Looking at this activity while seated in front of your work or homeplace computer is very different from standing in the darkened room at ARTSPACE, peering at the far wall. Because there are many animated pop ups and squawking bobbing heads that can disturb your leisured surfing at home, Rain’s presentation has a different context and physicality than when experienced in ARTSPACE.
Here it is an interactive film that you are not so physically close to. To be there requires a more purposeful stamina, for the viewer’s body is more vulnerable in the public space of an austere dark room. It is seen by others and the air is slightly chilly.
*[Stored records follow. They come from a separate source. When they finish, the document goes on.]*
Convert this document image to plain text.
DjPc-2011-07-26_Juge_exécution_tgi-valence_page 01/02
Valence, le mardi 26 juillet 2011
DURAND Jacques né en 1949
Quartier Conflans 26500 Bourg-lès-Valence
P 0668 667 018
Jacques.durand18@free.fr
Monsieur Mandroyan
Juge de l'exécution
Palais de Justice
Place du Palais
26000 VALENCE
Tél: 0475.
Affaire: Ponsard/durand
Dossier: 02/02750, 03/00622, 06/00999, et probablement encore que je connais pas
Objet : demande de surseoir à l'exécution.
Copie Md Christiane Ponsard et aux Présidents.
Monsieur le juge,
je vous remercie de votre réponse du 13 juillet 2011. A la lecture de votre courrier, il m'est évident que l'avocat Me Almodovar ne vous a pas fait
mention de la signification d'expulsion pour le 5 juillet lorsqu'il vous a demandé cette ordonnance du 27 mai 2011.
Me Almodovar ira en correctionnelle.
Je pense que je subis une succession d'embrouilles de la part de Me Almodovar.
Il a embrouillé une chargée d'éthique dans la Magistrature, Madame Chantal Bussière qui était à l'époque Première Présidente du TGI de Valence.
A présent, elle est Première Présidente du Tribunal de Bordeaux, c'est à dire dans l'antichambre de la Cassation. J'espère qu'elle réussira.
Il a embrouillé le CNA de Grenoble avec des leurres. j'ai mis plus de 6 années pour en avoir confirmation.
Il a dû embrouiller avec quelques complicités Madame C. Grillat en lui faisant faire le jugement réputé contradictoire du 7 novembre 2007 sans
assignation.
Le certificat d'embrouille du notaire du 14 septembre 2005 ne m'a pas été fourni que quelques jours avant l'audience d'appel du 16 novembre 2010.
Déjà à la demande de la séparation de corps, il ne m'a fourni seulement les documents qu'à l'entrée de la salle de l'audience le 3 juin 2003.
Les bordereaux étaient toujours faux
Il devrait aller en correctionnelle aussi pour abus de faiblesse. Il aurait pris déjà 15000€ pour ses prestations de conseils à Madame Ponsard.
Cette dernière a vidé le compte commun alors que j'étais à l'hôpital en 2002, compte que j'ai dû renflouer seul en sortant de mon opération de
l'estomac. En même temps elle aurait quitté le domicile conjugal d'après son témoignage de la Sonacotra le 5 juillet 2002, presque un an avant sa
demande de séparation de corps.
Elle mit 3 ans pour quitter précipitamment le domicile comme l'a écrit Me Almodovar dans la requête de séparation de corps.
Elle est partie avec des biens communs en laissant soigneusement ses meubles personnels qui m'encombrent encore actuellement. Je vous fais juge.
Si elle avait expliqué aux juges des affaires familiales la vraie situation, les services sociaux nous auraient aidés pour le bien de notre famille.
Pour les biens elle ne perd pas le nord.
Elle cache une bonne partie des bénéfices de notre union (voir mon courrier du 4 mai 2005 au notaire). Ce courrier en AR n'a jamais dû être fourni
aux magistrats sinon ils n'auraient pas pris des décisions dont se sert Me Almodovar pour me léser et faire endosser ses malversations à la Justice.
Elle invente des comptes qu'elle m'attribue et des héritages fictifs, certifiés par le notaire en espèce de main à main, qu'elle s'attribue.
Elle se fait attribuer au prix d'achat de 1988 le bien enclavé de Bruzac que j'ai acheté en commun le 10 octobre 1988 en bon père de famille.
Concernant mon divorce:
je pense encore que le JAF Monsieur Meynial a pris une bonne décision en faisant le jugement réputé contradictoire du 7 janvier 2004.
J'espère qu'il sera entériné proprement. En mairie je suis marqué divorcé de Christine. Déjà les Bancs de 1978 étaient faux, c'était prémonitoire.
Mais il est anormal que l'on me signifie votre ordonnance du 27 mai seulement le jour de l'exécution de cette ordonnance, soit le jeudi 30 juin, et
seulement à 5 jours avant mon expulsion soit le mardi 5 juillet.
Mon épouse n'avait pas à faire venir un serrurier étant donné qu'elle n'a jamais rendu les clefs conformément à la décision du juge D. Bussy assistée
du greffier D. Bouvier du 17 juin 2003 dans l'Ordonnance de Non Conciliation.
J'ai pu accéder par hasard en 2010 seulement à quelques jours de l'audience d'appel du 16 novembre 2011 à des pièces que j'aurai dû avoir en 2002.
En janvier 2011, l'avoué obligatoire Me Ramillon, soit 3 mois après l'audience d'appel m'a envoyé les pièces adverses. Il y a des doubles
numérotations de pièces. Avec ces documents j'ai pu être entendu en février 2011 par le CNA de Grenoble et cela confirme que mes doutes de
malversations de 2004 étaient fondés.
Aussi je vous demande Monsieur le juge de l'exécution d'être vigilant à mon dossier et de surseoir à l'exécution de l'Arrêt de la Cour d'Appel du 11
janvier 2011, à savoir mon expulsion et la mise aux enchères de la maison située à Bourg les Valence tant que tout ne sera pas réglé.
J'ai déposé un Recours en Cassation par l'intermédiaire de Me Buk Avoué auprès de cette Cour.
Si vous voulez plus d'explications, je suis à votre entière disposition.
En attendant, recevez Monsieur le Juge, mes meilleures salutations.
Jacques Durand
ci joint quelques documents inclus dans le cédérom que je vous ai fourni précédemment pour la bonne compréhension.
The screen space is slightly more immersive, the field deeper.
Oh’s Rain project appears to be motivated by play, being recreation for its own sake, and exulting in pleasure from colour, humour and movement - with no other agendas. The delights of viewer participation.
It also, like his nearby sculpture, seems to refer to Parekowhai with his birds, logs, elephants, ‘weeds’ and long coloured blocks. (The rain would be a sardonic reference to Maaori tears?) In contrast to the sculpture with its loaded symbolism Oh (with Rain‘s incorporation of chance) could be laughing at Parekowhai’s efforts to control the meaning of his work with laboured titles. By using viewer involvement, he is through his collaboration with Nusz, possibly advocating a more visceral artistic experience, one that is less loaded up with tropes. And less predictable.